The Strange Affair of Spring Heeled Jack - Mark Hodder [40]
"Wait a minute. If Waterford is just outside Hertford, it must be fairly close to Old Ford."
"Well spotted. Darkening Towers is about three miles from the Alsop cottage."
"Does Jane Alsop still live there?"
"Yes. She's Jane Pipkiss now. She lives in the cottage with her husband, Benton-they married in 1843-and their children, a daughter and a son.
"Anyway, between '37 and '40, Beresford continually clashed with the local constabulary for drunken brawling, vandalism, and a number of brutal pranks which he played on local women. The man seemed to have no respect for the law, did absolutely anything for a bet, and displayed a strong streak of sadism."
"The Marquis de Sade holds an allure for certain types," said Burton. "You should meet my friend Swinburne."
"Really?" replied Trounce flatly, with an eyebrow raised.
"Well, maybe not."
"Anyway, after the death of Victoria, Beresford and his cronies started drinking in the Hog in the Pound, obviously attracted by its notoriety as `the assassin's pub.' As their numbers grew and their anarchistic philosophy took form, they became the Libertines."
Burton frowned. "But what's their connection with Jack?"

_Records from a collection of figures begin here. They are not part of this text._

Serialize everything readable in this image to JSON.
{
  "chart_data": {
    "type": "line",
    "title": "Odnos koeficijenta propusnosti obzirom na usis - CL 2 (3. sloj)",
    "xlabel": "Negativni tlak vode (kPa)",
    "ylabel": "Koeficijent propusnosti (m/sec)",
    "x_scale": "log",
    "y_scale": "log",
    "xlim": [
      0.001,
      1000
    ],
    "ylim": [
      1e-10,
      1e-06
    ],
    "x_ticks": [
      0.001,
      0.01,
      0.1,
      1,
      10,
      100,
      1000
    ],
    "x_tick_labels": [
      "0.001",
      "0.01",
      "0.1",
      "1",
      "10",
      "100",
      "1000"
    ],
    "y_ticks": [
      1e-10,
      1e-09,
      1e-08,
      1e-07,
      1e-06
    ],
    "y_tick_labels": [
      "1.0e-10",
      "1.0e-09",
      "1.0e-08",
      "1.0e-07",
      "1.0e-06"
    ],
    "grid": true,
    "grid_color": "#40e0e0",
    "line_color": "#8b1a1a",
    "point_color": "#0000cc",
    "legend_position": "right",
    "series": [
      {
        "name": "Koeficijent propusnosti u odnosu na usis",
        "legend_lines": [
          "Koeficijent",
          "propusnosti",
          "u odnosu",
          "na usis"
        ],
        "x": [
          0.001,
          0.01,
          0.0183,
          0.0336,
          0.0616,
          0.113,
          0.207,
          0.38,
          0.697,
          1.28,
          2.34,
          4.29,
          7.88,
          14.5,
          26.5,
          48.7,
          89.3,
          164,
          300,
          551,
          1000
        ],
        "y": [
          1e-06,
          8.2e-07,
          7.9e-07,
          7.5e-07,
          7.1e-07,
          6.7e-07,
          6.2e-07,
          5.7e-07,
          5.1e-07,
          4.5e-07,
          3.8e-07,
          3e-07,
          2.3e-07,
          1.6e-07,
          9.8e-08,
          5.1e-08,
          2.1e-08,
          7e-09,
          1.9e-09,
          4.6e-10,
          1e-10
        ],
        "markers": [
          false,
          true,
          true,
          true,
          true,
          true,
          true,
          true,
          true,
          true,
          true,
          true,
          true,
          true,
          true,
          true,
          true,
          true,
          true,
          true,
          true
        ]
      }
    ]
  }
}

Trounce gazed at the burning log in the fireplace, as if the past could be glimpsed in the flames. "By '43, the creature had become like the bogeyman of folklore. Whenever a sexual molestation occurred, the public was quick to cry `Spring Heeled Jack!' whether there was any evidence of his involvement or not, and there were a great number of pranks committed in his name by young bloods dressed in costume. As time passed, it became more difficult to separate the genuine incidents from those performed by copycats. Then, during '43, there was a new outbreak of sightings in the Battersea, Lambeth, and Camberwell triangle. They appear to have been genuine. I shan't go through them now, Captain, but you can borrow this report and read the details yourself.
"Henry Beresford seemed to be galvanised by the reappearance of the creature. He held Spring Heeled Jack up as some sort of Libertine god-called it a `trans-natural entity'-a being entirely free of restraint, with no conscience or self-doubt; a thing that did whatever it wanted, whenever it wanted.
"As the Mad Marquess's ranting increased, the Libertine group split into two; into what are now known as the `True Libertines,' who offer the more reasonable proposition that art, culture, and beauty are essential to the human spirit and who, nowadays, concern themselves mostly with railing against the detrimental influence of the Technologists' machinery; and into the far more extremist `Rakes,' led by Beresford, who seek to overthrow society's legal, moral, ethical, and behavioural boundaries. Confounded scoundrels, the lot of them!"
"It would seem," pondered Burton, "that if Spring Heeled Jack is a man, then the Mad Marquess is your obvious suspect."
"He most certainly was," agreed Trounce, "but for certain difficulties. For one, physically and facially he in no way resembled the creature I saw. For another, he possessed rock-solid alibis for the times when Mary Stevens and Lucy Scales were attacked. And for a third, though the folklore of Spring Heeled Jack has grown these twenty years past, the creature itself has been absent until the attack on you last night, which, from your description, I have no doubt was committed by the apparition I saw back in June 1840."
"Which presents a difficulty because?"
"Because Henry de La Poet Beresford, 3rd Marquess of Waterford, died two years ago. He fell from his horse and broke his neck."
Burton's eyes lost focus as he reviewed all that Trounce had told him. The connections between Oxford, Beresford, and Spring Heeled Jack were circumstantial at best, coincidental at worst, yet possessed an undeniable allure; he sensed that an undiscovered truth lay concealed somewhere in the tangled web.